# A dozen logical tasks with interviews

I don’t know how it is with you, but my favorite part of the interview is logical tasks.
I had a lot of interviews on the vacancy of the developer, so I got a small collection.
I hasten to share with you!

Some tasks are simpler and more widely known, others make you think hard.
I won’t publish the answers so far, I hope you can decide everything yourself.
I propose to stretch my brain ...

1) A man built a house, all of whose walls face south. A bear climbed into his house. What color is the bear?

2) There are 12 coins on the table, one of which is false. It differs from the rest only in mass. For what minimum number of weighings on a cup scale can a counterfeit be found?

3) In the first isolated room - three bulbs, in the second - three switches from each of them. You can arbitrarily pull the switches, but you can only switch from the second room to the first one once.

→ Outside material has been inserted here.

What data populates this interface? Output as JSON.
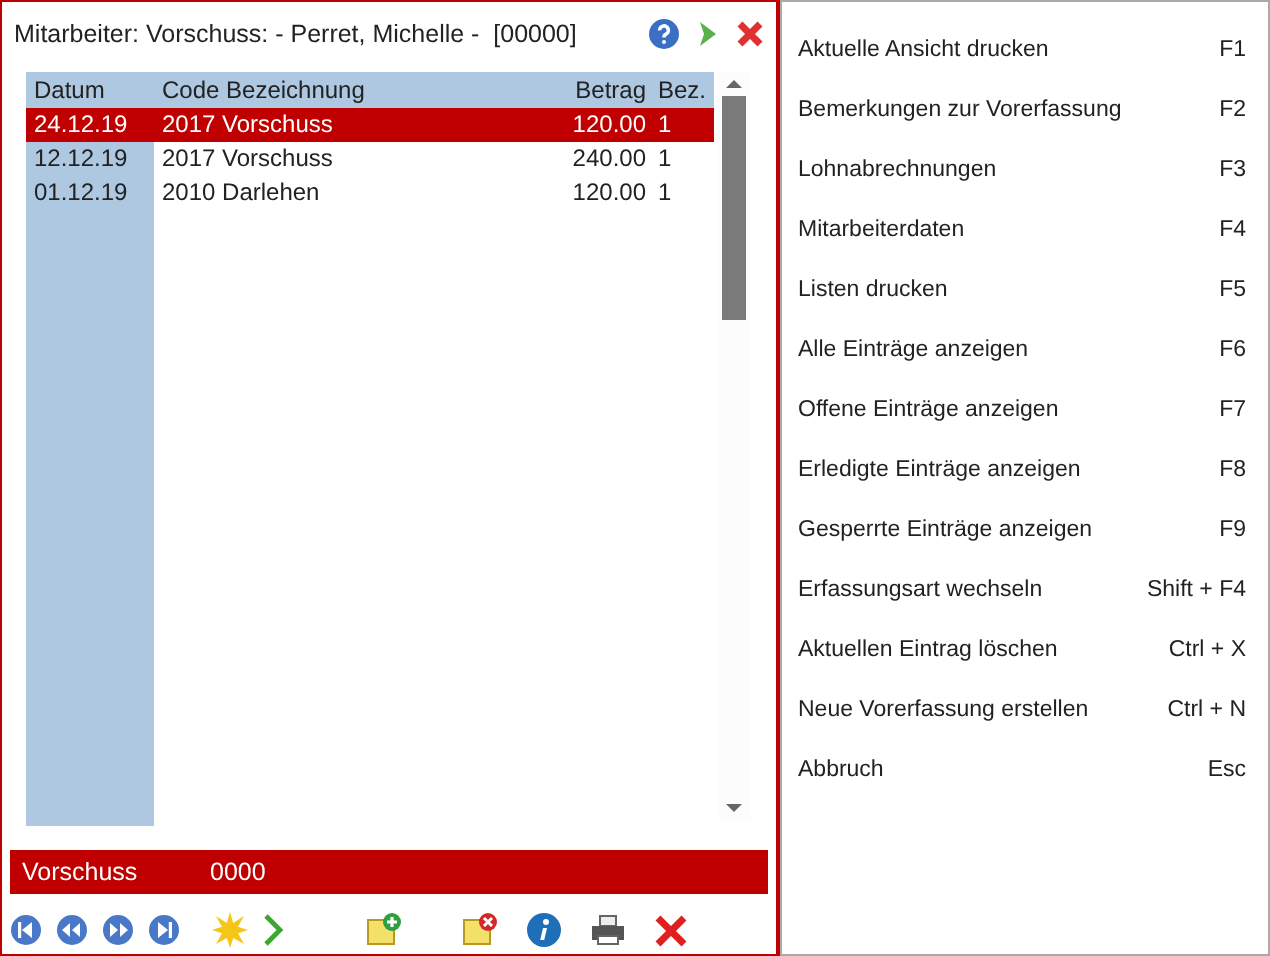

How to find out from which light bulb each switch, if you can reach the ceiling with your hand?

4) Two ropes and matches are given. Each of the ropes burns out in 1 hour, but they burn unevenly, so it is impossible to know exactly what part of the rope will burn in what time. How to measure the interval of 45 minutes with these ropes?

5) Three vending machines with drinks were brought to the office. The first gives tea, the second coffee, and the third randomly tea or coffee. A glass of any drink costs one coin. Each machine has a sticker with the name of the product that it issues. It so happened that the labels were mixed up at the factory and each machine turned out to be wrong. How many coins do you need to spend to find out where is which machine?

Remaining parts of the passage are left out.